I have heard this Hanen, It Takes Two to Talk, programme recommended on here.

My son was a late talker, my sister is an SLT and while she didn't assess him formally, she did reassure me that he displayed the ability to communicate and be sociable.

I did a lot of baby signing with him and he shortened the signs which could then only be understood my us. He made sounds but they were shortened words like 'over there, became 'abudare' shortened to 'bu dare'. There were three different 'Raa' sounds depending on whether he meant lion, car or dinosaur. It was difficult for anyone else to understand him and we did socialise a fair bit.

Going to nursery at 2 years and 9 months was traumatic but within weeks he was making himself understood despite it being difficult for him to go to nursery and it being difficult for me to leave him. I believe you have to follow your instincts and do what you feel is best.

When he went to preschool at 3 and a half, you would never have know he had a speech delay or any separation anxiety. And now, he is a very sociable charming chatty six year old who chats a lot!!

It is hard when everyone around you has opinions. You have your own special parent instincts which relate to your own child. Follow them and do as much at home as you can but don't let it consume your life. Play, have fun and laugh.

It is interesting that he can hear you talking and the aeroplanes but perhaps not music. Try out different music, songs with women singing, songs with deep male voices. Try big on ear head phones. Also ask you GP. I would also see a cranial osteopath as they may be able to help release any fluid in the ear and comment on the strength of his facial muscles, jaw etc.

zad716 Sat 07-Nov-15 09:19:52

Our DS was also very slow talker like yours and at the two year review we did get a referral which included a hearing test and some classes at the local children centre.

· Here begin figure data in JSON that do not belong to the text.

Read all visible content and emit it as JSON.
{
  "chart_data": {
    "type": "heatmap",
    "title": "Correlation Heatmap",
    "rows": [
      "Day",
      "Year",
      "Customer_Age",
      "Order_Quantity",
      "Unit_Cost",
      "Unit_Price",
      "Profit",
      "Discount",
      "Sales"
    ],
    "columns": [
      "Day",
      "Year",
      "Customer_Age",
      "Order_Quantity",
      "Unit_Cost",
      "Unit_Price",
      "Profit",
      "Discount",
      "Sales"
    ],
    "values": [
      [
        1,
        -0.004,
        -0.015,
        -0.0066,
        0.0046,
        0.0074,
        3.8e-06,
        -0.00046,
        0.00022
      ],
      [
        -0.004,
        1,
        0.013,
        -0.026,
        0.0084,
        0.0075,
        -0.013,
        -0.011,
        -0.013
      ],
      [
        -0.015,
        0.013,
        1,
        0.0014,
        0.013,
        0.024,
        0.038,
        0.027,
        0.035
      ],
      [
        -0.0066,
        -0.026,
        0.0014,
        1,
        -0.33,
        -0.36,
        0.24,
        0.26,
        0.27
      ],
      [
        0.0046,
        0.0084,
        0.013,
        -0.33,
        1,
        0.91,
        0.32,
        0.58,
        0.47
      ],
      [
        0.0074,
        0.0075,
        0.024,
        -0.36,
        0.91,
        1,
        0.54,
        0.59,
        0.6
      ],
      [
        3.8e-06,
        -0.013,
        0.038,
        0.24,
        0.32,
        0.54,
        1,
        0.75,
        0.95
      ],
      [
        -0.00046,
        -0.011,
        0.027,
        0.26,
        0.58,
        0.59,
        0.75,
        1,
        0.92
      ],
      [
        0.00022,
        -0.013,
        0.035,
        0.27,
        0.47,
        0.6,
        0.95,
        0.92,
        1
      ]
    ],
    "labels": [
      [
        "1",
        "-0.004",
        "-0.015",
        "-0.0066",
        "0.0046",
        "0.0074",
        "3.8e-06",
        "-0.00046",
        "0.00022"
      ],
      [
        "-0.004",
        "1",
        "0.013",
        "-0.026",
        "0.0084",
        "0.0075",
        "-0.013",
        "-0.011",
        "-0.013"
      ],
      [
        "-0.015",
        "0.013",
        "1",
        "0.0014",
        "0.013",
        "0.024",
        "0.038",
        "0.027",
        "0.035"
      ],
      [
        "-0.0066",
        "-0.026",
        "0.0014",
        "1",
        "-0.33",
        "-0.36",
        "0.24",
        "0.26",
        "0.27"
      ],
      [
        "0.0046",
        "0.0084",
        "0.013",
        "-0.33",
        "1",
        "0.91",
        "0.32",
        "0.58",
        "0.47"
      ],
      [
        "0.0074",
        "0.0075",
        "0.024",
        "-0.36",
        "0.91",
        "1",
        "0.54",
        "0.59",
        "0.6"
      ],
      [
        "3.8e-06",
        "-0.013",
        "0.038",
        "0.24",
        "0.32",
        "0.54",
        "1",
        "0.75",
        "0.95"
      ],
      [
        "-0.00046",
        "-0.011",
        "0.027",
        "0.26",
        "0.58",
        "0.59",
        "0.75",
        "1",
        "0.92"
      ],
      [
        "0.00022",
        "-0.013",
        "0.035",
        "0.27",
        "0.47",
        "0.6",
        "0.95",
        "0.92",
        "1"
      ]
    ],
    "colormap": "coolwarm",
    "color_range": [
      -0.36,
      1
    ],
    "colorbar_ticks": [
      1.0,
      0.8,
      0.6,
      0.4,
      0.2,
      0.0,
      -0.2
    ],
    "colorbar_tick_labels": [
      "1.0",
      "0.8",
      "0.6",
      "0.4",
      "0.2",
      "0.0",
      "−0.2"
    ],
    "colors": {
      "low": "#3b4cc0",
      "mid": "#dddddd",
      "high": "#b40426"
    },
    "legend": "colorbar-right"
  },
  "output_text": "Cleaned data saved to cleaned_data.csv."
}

Though the hearing test found no problem and we didn't find the classes that helpful - they were attempting to teach us rather than our DS (as if we were a problem...).

At 30 months when we put him into pre-school for two afternoons a week he had only just started putting 2 words together. There were fully aware he wasn't really talking and were not bothered by it. Now at five he's more than caught up (he quite possibly speaks too much!).

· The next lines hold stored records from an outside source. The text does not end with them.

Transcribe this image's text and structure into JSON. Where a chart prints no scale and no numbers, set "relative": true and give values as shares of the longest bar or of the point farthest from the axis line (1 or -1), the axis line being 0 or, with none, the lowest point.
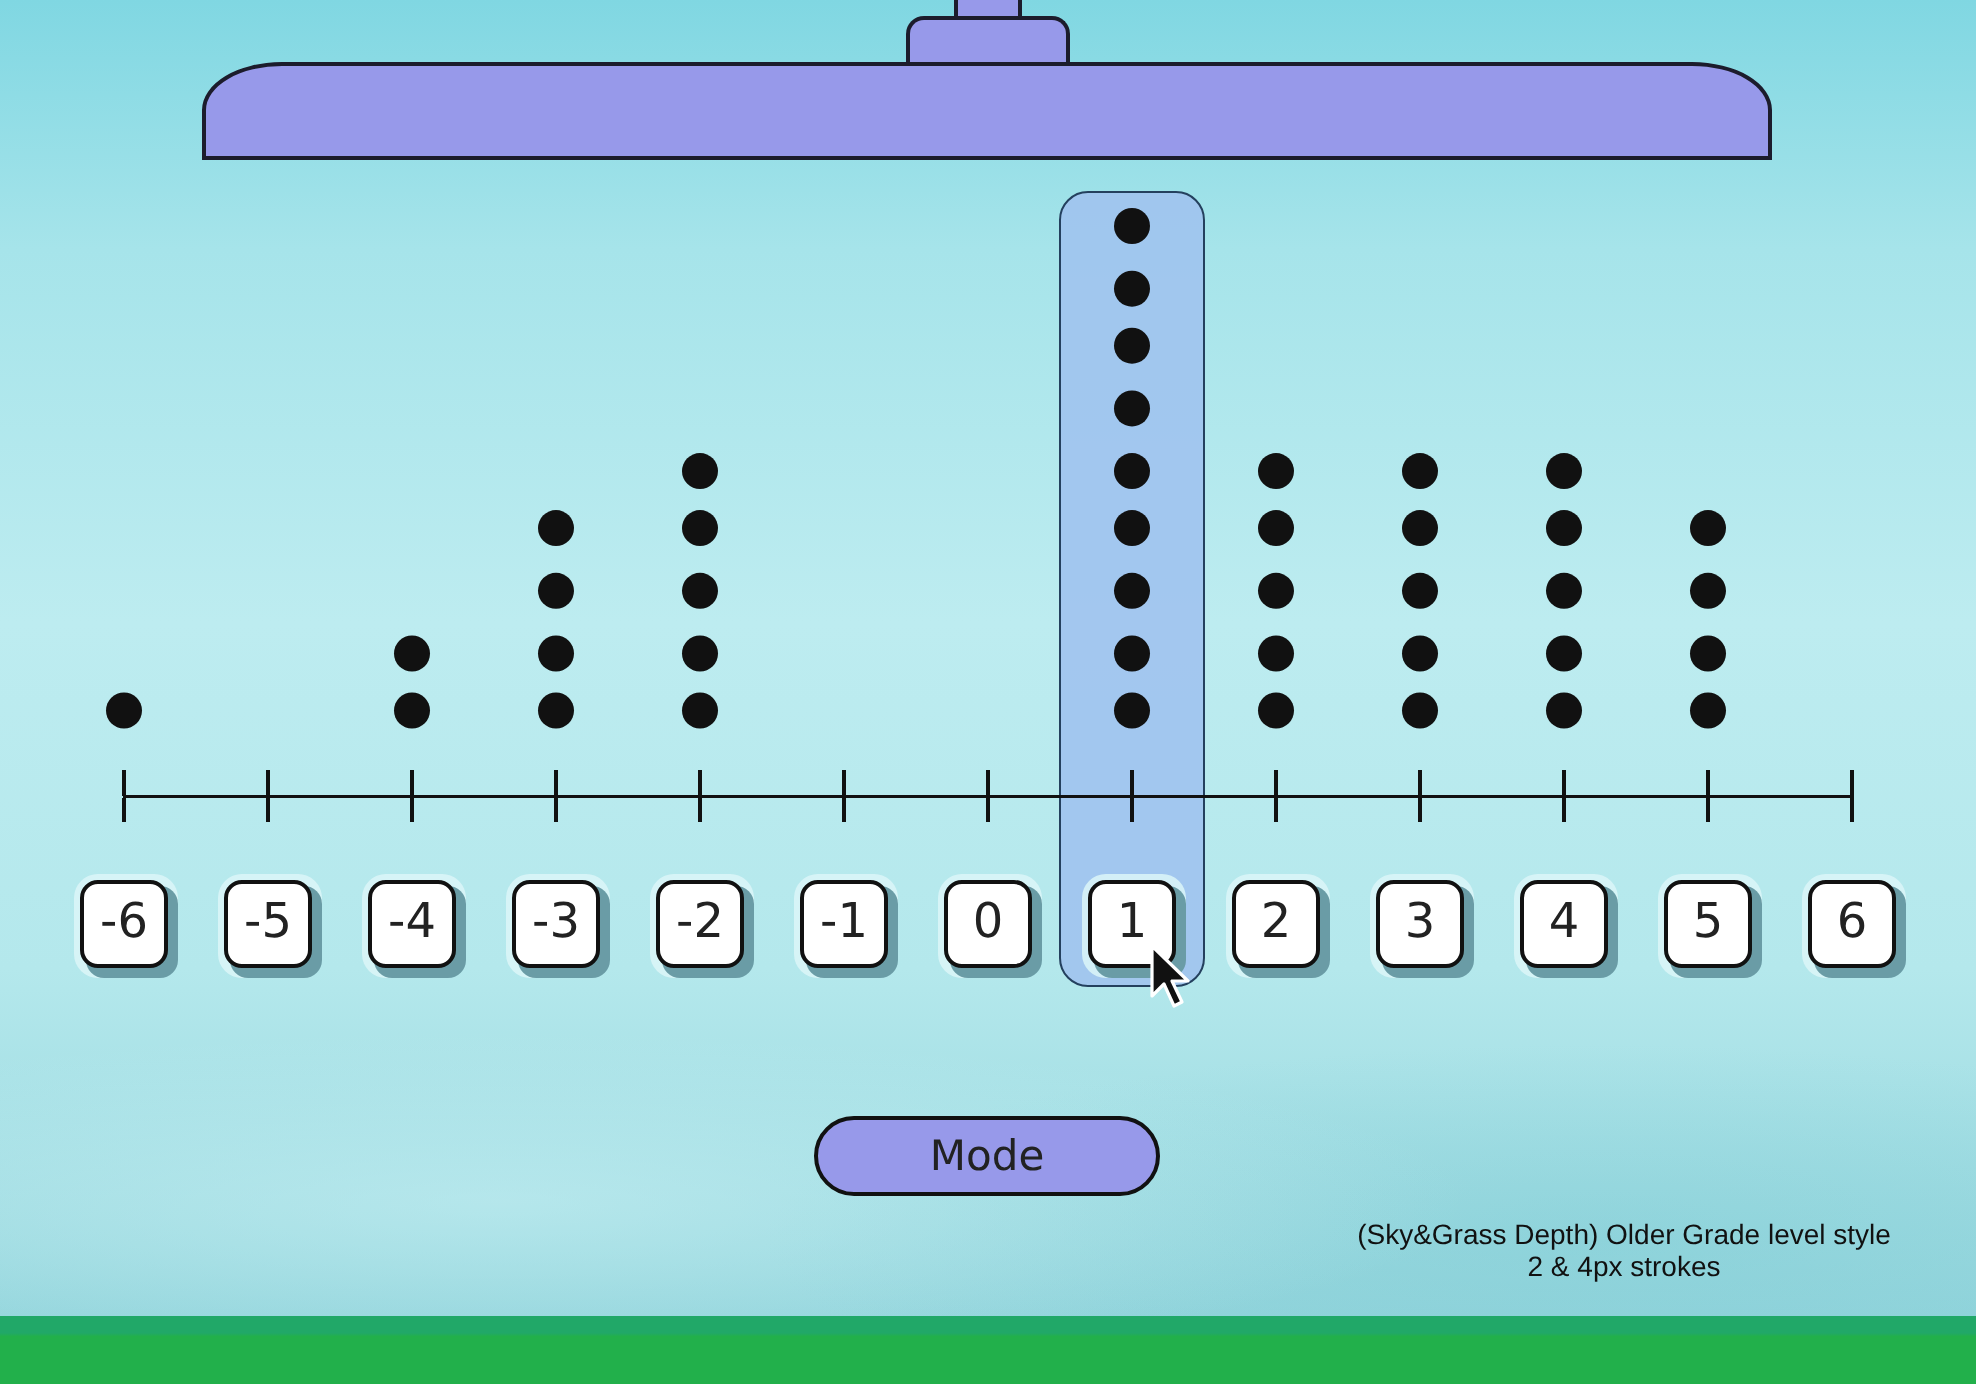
{
  "chart_data": {
    "type": "scatter",
    "relative": true,
    "x": [
      -6,
      -4,
      -4,
      -3,
      -3,
      -3,
      -3,
      -2,
      -2,
      -2,
      -2,
      -2,
      1,
      1,
      1,
      1,
      1,
      1,
      1,
      1,
      1,
      2,
      2,
      2,
      2,
      2,
      3,
      3,
      3,
      3,
      3,
      4,
      4,
      4,
      4,
      4,
      5,
      5,
      5,
      5
    ],
    "values": [
      0.15,
      0.15,
      0.25,
      0.15,
      0.25,
      0.36,
      0.47,
      0.15,
      0.25,
      0.36,
      0.47,
      0.57,
      0.15,
      0.25,
      0.36,
      0.47,
      0.57,
      0.68,
      0.79,
      0.89,
      1,
      0.15,
      0.25,
      0.36,
      0.47,
      0.57,
      0.15,
      0.25,
      0.36,
      0.47,
      0.57,
      0.15,
      0.25,
      0.36,
      0.47,
      0.57,
      0.15,
      0.25,
      0.36,
      0.47
    ],
    "color": "#111111",
    "marker": "circle",
    "xlim": [
      -6,
      6
    ],
    "xticks": [
      -6,
      -5,
      -4,
      -3,
      -2,
      -1,
      0,
      1,
      2,
      3,
      4,
      5,
      6
    ],
    "bands": [
      {
        "axis": "x",
        "from": 0.5,
        "to": 1.5,
        "color": "#a0c3ee"
      }
    ],
    "annotations": [
      "Mode",
      "(Sky&Grass Depth) Older Grade level style",
      "2 & 4px strokes"
    ]
  }
}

No real advise other than get the all the support you can (just in case there is a real problem) but try not to worry too much as there are plenty of stories like ours where everything was ok in the end.

BondJayneBond Sat 07-Nov-15 09:34:43

If he's due to go to pre-school after Christmas, then the pre-school might help him get support? They see lots of small children so should hopefully have a feel for whether is speech is a cause for concern?

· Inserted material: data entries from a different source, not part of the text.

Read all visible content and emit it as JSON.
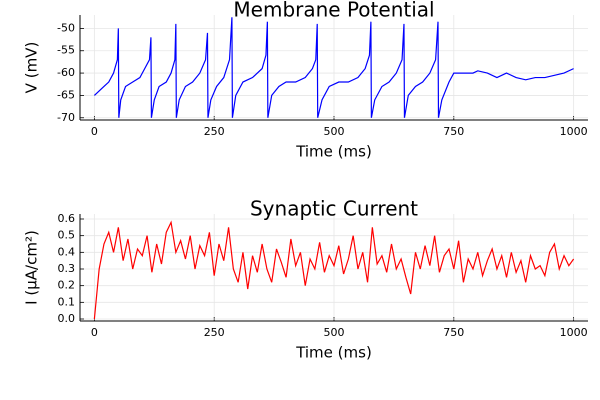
{
  "chart_data": [
    {
      "type": "line",
      "title": "Membrane Potential",
      "xlabel": "Time (ms)",
      "ylabel": "V (mV)",
      "color": "#0000ff",
      "grid": true,
      "xlim": [
        -30,
        1030
      ],
      "xticks": [
        0,
        250,
        500,
        750,
        1000
      ],
      "ylim": [
        -70.5,
        -47
      ],
      "yticks": [
        -70,
        -65,
        -60,
        -55,
        -50
      ],
      "x": [
        0,
        10,
        20,
        30,
        40,
        48,
        50,
        51,
        55,
        65,
        80,
        95,
        105,
        115,
        118,
        119,
        125,
        135,
        150,
        160,
        168,
        170,
        171,
        177,
        190,
        205,
        220,
        232,
        236,
        237,
        243,
        255,
        270,
        282,
        287,
        288,
        295,
        310,
        330,
        350,
        358,
        361,
        362,
        370,
        385,
        400,
        420,
        440,
        455,
        462,
        465,
        466,
        475,
        490,
        510,
        530,
        550,
        565,
        574,
        577,
        578,
        585,
        600,
        615,
        630,
        642,
        646,
        647,
        655,
        670,
        685,
        700,
        712,
        717,
        718,
        725,
        740,
        750,
        770,
        790,
        800,
        820,
        840,
        860,
        880,
        900,
        920,
        940,
        960,
        980,
        1000
      ],
      "values": [
        -65,
        -64,
        -63,
        -62,
        -60,
        -57,
        -50,
        -70,
        -66,
        -63,
        -62,
        -61,
        -59,
        -57,
        -52,
        -70,
        -66,
        -63,
        -62,
        -60,
        -57,
        -49,
        -70,
        -66,
        -63,
        -62,
        -60,
        -57,
        -51,
        -70,
        -66,
        -63,
        -61,
        -57,
        -47.5,
        -70,
        -65,
        -62,
        -61,
        -59,
        -56,
        -48.5,
        -70,
        -65,
        -63,
        -62,
        -62,
        -61,
        -59,
        -57,
        -49,
        -70,
        -66,
        -63,
        -62,
        -62,
        -61,
        -59,
        -56,
        -48.5,
        -70,
        -66,
        -63,
        -62,
        -60,
        -57,
        -49,
        -70,
        -65,
        -63,
        -62,
        -60,
        -57,
        -48.5,
        -70,
        -66,
        -62,
        -60,
        -60,
        -60,
        -59.5,
        -60,
        -61,
        -60,
        -61,
        -61.5,
        -61,
        -61,
        -60.5,
        -60,
        -59
      ]
    },
    {
      "type": "line",
      "title": "Synaptic Current",
      "xlabel": "Time (ms)",
      "ylabel": "I (μA/cm²)",
      "color": "#ff0000",
      "grid": true,
      "xlim": [
        -30,
        1030
      ],
      "xticks": [
        0,
        250,
        500,
        750,
        1000
      ],
      "ylim": [
        -0.012,
        0.63
      ],
      "yticks": [
        {
          "value": 0,
          "label": "0.0"
        },
        0.1,
        0.2,
        0.3,
        0.4,
        0.5,
        0.6
      ],
      "x": [
        0,
        10,
        20,
        30,
        40,
        50,
        60,
        70,
        80,
        90,
        100,
        110,
        120,
        130,
        140,
        150,
        160,
        170,
        180,
        190,
        200,
        210,
        220,
        230,
        240,
        250,
        260,
        270,
        280,
        290,
        300,
        310,
        320,
        330,
        340,
        350,
        360,
        370,
        380,
        390,
        400,
        410,
        420,
        430,
        440,
        450,
        460,
        470,
        480,
        490,
        500,
        510,
        520,
        530,
        540,
        550,
        560,
        570,
        580,
        590,
        600,
        610,
        620,
        630,
        640,
        650,
        660,
        670,
        680,
        690,
        700,
        710,
        720,
        730,
        740,
        750,
        760,
        770,
        780,
        790,
        800,
        810,
        820,
        830,
        840,
        850,
        860,
        870,
        880,
        890,
        900,
        910,
        920,
        930,
        940,
        950,
        960,
        970,
        980,
        990,
        1000
      ],
      "values": [
        0,
        0.3,
        0.45,
        0.52,
        0.4,
        0.55,
        0.35,
        0.48,
        0.3,
        0.42,
        0.38,
        0.5,
        0.28,
        0.45,
        0.33,
        0.52,
        0.58,
        0.4,
        0.47,
        0.36,
        0.5,
        0.3,
        0.44,
        0.38,
        0.52,
        0.26,
        0.45,
        0.35,
        0.55,
        0.3,
        0.22,
        0.4,
        0.18,
        0.38,
        0.28,
        0.45,
        0.3,
        0.22,
        0.42,
        0.34,
        0.25,
        0.48,
        0.32,
        0.4,
        0.2,
        0.36,
        0.3,
        0.46,
        0.28,
        0.38,
        0.32,
        0.44,
        0.27,
        0.36,
        0.5,
        0.3,
        0.4,
        0.22,
        0.55,
        0.33,
        0.38,
        0.28,
        0.45,
        0.3,
        0.36,
        0.25,
        0.15,
        0.4,
        0.3,
        0.44,
        0.32,
        0.5,
        0.28,
        0.38,
        0.42,
        0.3,
        0.47,
        0.22,
        0.36,
        0.3,
        0.4,
        0.26,
        0.35,
        0.42,
        0.3,
        0.38,
        0.25,
        0.4,
        0.28,
        0.35,
        0.22,
        0.38,
        0.3,
        0.32,
        0.26,
        0.4,
        0.45,
        0.3,
        0.38,
        0.32,
        0.36
      ]
    }
  ]
}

I have a friend who's DS was referred to SLT by his nursery - I think he was about 2.5 - 3 yrs at the time - because they nursery were concerned that his speech development was way behind normal for his age. Happily the child was just a late developer, his speech now is normal for a child his age.

Has his hearing been checked BTW?

NickyEds Sat 07-Nov-15 21:12:00

Thanks for all of the posts.

hazey the hv recommended keeping language very simple. I had heard lots of mums, (the ones who said "have you tried talking to him?") say that they "chatter away" and their children just pick it up. I was told that "Oh it's time for dinner, look ds I've got a lovely meal for you, shall we get your high chair and drink?" would be far too much and "dinner time!" would be better. We did a signing course (bsl not makaton though) but the hv said she thought it slowed speaking rather than encouraging it???

Bugrit I know what you mean about turning off and I do find it hard not to "teach" him. Ds likes a bit of a clap and praise but other children seem to be much more thrilled by their parents obvious pleasure than him. I've seen friends play the "point to the...x" game and the children seem very excited by the "Well done! Clever boy!!" when they point to the right thing. If I say to ds "point to the doggy" 99 times out of a hundred he won't. It leaves me wondering if he just doesn't want to point or if he doesn't know what I meanconfused. He does appreciate out excitement and praise but he won't go out of his way to get it.